Hazel and Lavonne

     It’s all about accidents and chance.  Did you ever run across some rediscovered artist online: some songwriter ignored in her own day whose friends preserved her manuscripts and recordings or author whose stories and poems were published in cheap, quickly discarded magazines?  Years later, someone comes along and says “Hey, look at this!” and brings out the results to bring the originator some posthumous fame?  That’s a wonderful thing, but what about those artists whose manuscripts went into recycling, whose paintings were burned to make room in a warehouse, and whose tapes were erased so they could be reused?  Those make the survivals all the more amazing.

     Anyhow, the face smiling at you at the top of this column is Lavonne (Lenins? Levins?  Levine?) at the age of 2 years and 1 month, in Des Moines, Iowa in December of 1915.  We know this because someone wrote it on the back of the RPPC (Real Photo Postcard) which was printed for sending out to the family.  If you are one of those highly specialized blogreaders, used to scanning everything you find on the Interwebs for inconsistencies and things that don’t sound right, you may be objecting, “Yeah, I see her name and age, but where do you get 1915 and Des Moines out of that?”

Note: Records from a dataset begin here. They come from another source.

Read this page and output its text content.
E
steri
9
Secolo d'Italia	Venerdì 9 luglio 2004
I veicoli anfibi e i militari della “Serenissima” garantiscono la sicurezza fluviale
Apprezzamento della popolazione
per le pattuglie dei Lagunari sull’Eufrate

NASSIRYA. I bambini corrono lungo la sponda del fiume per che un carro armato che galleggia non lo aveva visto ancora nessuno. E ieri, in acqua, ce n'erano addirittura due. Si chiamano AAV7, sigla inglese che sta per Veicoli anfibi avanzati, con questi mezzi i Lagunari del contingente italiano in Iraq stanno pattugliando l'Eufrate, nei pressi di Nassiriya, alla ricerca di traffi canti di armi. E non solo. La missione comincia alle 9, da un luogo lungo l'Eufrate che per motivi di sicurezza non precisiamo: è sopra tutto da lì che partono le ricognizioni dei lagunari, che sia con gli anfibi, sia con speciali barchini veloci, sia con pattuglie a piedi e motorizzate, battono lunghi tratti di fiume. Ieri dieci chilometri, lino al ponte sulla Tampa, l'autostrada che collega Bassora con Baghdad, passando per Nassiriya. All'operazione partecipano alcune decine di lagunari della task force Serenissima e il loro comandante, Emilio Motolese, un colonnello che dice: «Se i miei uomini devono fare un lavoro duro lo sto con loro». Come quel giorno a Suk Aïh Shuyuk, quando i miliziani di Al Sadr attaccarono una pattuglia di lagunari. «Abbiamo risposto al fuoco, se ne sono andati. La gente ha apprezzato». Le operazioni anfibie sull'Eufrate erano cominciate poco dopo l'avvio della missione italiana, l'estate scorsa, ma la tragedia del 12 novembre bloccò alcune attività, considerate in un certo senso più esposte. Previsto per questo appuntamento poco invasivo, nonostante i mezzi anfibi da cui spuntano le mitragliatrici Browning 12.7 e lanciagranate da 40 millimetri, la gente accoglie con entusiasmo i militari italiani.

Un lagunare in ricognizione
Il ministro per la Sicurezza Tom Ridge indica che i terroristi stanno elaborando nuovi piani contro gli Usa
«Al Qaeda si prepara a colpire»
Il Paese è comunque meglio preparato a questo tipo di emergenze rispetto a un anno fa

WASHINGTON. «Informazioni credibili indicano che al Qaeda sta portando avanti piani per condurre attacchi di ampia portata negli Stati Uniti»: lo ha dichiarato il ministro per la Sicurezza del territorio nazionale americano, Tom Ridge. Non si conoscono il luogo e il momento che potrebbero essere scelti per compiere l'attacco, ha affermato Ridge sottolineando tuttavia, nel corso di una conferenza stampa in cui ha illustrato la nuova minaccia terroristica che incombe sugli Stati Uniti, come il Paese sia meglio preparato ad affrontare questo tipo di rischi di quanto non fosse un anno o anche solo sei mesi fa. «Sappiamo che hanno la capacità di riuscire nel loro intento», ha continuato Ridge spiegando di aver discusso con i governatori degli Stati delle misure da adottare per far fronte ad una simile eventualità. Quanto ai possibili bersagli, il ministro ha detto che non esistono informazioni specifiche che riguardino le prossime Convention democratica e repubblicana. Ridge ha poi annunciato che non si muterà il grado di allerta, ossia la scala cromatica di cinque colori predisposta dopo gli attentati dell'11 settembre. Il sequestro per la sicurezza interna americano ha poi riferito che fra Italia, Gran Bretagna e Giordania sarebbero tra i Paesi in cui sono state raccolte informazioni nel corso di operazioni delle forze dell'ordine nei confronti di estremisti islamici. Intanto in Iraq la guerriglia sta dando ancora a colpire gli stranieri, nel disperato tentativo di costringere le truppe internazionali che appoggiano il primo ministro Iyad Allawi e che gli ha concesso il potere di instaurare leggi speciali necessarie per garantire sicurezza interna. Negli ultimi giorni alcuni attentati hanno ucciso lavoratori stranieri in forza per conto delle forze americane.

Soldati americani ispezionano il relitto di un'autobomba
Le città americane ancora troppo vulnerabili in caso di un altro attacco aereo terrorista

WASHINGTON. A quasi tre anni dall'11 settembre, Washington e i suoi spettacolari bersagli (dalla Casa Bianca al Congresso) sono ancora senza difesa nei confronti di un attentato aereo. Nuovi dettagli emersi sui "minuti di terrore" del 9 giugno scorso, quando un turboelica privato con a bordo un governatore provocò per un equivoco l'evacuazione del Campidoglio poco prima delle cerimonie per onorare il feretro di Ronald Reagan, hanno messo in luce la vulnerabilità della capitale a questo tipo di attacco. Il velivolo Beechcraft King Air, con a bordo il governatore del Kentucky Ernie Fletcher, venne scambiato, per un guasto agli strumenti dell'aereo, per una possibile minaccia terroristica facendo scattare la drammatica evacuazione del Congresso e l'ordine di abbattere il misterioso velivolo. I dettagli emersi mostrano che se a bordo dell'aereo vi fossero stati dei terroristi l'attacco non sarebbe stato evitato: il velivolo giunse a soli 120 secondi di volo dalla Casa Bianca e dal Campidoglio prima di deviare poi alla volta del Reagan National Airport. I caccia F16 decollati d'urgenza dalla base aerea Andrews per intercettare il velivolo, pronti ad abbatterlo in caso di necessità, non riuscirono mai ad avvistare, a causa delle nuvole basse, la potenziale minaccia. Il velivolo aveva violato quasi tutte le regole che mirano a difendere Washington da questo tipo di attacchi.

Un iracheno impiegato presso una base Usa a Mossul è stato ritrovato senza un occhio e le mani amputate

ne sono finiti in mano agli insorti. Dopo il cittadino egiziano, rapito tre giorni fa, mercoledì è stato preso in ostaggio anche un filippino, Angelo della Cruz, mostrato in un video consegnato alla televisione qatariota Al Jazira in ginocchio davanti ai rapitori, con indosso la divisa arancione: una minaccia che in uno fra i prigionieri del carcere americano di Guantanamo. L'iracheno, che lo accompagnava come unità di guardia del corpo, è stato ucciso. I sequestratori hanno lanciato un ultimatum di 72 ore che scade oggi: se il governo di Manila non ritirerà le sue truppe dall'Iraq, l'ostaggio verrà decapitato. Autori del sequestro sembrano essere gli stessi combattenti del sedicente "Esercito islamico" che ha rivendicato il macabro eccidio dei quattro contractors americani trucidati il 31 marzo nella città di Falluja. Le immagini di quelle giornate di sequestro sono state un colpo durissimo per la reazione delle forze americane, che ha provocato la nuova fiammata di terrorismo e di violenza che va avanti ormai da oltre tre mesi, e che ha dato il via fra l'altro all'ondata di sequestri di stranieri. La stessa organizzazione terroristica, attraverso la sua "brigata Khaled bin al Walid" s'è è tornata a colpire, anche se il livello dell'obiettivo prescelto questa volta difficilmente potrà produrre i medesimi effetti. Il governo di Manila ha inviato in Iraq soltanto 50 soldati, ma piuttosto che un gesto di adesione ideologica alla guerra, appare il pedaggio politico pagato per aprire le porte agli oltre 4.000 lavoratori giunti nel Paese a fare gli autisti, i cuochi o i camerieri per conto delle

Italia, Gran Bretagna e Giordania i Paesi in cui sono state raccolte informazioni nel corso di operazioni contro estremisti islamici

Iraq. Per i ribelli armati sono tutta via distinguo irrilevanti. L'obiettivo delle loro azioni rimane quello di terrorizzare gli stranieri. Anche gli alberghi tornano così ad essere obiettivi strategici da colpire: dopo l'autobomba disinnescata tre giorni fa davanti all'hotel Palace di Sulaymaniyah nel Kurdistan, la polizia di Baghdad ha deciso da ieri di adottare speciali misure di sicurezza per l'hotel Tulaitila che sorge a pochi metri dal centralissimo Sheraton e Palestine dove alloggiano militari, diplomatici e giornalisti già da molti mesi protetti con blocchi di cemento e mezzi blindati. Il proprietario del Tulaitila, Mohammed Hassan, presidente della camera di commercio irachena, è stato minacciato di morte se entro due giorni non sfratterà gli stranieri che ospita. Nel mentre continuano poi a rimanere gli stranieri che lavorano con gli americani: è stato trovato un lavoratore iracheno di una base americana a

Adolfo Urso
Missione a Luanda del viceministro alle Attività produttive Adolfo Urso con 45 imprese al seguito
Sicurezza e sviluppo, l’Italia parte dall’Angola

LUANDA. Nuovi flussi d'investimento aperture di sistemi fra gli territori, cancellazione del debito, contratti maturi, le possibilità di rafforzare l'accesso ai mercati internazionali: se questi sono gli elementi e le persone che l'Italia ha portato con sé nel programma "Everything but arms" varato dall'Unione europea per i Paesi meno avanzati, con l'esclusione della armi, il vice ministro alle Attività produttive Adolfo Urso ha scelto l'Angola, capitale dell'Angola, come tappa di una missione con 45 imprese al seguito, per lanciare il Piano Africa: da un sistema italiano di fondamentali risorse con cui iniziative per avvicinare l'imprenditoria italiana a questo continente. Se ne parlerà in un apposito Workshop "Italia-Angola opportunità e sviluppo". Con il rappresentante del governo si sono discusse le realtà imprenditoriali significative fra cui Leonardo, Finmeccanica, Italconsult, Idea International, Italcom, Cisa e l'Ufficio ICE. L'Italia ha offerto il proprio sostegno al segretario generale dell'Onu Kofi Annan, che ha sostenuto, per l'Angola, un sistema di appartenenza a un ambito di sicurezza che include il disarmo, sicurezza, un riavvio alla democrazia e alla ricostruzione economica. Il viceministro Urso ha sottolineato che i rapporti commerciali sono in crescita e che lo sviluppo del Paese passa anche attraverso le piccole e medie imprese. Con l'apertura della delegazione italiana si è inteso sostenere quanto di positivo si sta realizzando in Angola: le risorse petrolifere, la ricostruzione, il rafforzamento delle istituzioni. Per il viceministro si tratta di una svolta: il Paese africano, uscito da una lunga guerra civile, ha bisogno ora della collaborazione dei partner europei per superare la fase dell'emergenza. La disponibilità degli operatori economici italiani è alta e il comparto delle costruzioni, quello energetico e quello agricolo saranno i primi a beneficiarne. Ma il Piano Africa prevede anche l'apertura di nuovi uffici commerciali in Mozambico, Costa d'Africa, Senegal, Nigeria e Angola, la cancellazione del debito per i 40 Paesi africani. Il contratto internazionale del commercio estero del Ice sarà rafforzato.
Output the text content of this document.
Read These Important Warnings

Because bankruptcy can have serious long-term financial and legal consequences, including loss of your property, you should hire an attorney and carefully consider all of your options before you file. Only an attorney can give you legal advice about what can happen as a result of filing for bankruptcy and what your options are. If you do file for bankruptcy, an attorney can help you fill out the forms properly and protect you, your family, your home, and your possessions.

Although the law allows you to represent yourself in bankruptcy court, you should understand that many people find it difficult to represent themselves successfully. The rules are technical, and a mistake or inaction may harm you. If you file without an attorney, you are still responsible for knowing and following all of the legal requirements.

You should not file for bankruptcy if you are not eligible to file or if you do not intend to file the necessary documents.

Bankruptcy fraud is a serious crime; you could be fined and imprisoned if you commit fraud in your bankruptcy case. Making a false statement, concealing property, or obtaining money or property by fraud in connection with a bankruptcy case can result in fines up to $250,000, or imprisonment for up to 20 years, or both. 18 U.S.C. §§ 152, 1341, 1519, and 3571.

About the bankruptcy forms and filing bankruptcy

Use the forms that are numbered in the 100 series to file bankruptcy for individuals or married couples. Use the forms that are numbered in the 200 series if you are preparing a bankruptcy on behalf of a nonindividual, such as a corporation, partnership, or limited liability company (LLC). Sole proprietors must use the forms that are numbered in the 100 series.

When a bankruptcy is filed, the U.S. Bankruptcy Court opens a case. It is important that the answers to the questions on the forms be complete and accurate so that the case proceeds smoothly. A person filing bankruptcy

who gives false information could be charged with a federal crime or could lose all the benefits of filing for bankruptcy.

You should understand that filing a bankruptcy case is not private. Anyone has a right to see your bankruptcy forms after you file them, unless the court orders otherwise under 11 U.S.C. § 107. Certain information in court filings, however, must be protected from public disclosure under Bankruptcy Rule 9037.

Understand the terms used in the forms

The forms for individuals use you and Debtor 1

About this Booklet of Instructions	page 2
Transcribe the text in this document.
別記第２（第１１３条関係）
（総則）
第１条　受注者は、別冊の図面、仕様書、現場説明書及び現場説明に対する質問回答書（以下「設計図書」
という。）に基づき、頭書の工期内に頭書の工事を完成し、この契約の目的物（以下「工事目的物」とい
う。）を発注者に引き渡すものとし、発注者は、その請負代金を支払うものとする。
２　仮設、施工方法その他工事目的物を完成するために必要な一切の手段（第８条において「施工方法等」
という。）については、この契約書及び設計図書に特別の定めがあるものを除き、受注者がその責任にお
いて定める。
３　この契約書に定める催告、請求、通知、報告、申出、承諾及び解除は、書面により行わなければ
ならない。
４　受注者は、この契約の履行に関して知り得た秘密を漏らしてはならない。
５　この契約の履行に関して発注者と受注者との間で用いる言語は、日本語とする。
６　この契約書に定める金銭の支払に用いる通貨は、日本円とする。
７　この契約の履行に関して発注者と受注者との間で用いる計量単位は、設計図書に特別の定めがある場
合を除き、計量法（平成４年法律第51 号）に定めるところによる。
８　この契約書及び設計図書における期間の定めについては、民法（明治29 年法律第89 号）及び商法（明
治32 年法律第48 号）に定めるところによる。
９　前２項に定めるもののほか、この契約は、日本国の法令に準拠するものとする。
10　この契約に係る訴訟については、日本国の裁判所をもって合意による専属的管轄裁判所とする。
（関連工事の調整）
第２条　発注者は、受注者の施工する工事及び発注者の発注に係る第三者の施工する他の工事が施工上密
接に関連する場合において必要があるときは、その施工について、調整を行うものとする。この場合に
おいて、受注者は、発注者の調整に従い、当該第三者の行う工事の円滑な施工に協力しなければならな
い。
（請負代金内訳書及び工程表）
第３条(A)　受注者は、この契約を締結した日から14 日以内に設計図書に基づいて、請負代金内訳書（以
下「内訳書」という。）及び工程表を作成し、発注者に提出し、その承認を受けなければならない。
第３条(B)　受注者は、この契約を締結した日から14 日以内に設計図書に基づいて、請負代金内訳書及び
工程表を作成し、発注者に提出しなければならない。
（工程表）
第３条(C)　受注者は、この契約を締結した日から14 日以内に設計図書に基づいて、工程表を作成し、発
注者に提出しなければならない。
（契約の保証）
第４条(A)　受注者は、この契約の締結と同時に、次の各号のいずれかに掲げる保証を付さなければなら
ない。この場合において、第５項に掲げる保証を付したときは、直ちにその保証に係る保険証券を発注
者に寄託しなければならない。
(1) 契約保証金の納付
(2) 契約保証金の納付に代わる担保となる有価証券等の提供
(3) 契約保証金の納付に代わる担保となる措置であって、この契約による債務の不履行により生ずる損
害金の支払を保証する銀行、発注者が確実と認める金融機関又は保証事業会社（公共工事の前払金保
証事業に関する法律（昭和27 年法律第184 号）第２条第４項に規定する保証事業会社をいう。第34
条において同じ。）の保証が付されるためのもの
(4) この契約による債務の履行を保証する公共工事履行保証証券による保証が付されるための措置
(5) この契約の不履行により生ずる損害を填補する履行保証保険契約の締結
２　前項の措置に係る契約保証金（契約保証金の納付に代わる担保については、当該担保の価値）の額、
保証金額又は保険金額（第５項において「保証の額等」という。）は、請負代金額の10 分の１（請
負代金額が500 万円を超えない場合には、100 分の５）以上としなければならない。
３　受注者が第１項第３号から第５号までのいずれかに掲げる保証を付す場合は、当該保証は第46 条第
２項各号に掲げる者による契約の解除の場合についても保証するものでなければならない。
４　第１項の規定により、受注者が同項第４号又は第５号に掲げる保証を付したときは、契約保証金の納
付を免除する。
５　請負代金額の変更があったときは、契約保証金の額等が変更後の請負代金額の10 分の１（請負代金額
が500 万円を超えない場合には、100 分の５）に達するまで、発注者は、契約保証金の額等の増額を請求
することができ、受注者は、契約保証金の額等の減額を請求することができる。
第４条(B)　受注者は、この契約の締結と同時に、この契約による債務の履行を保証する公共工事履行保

     I don’t.  Instead I marvel at the accident which saw related postcards survive together to be bought by me.  For HERE is Lavonne with her little brother Darrell eight months later.  And, once again, useful information has been added at the back.

     We even get the address of that house in Des Moines, which MIGHT, if I wanted to exhaust myself in research, add useful details on that last name.  But there’s no hint whether they owned the house or rented, and records of a family that lived there for only a short time…what?  How do I know THAT?

       Well, again by mere chance, here are Lavonne and Darrell roughly two years later.  Lavonne has maintained her smile and either Darrell dislikes having hs picture taken, or knows he is starting on a life as straight man.  Now, id I had been paying attention to online auctions, there might be more of this story (these three came in two different auctions from the same seller) but I am perfectly happy to leave Lavonne and Darrell in 1918, without necessarily pursuing the next hundred and six years.

     For example, here is Hazel Ann, also photographed in 1918.  That’s all anybody wrote on this RPPC, but here I can cheat.  I knew the original owner of these cards, who was Hazel Ann’s little sister, born in 1924.  So, with a last name, I was able to find out what became of Hazel Ann.

     Hazel Ann, shown again in 1918 with a protective older brother, never married, and worked her way up through a number of clerical jobs to become chief recordkeeper and motivational power behind a big city not-for-profit, and marketing director for a for-profit, all of which earned her a laudatory obituary.  Worth remembering.  And so, I suppose, is the brother who was buried with what remained of the rest of his crew when his bomber was shot down in France during World War II.

     Remember, all ye would-be rediscovered artists: the key to a happy ending is knowing when to stop the story.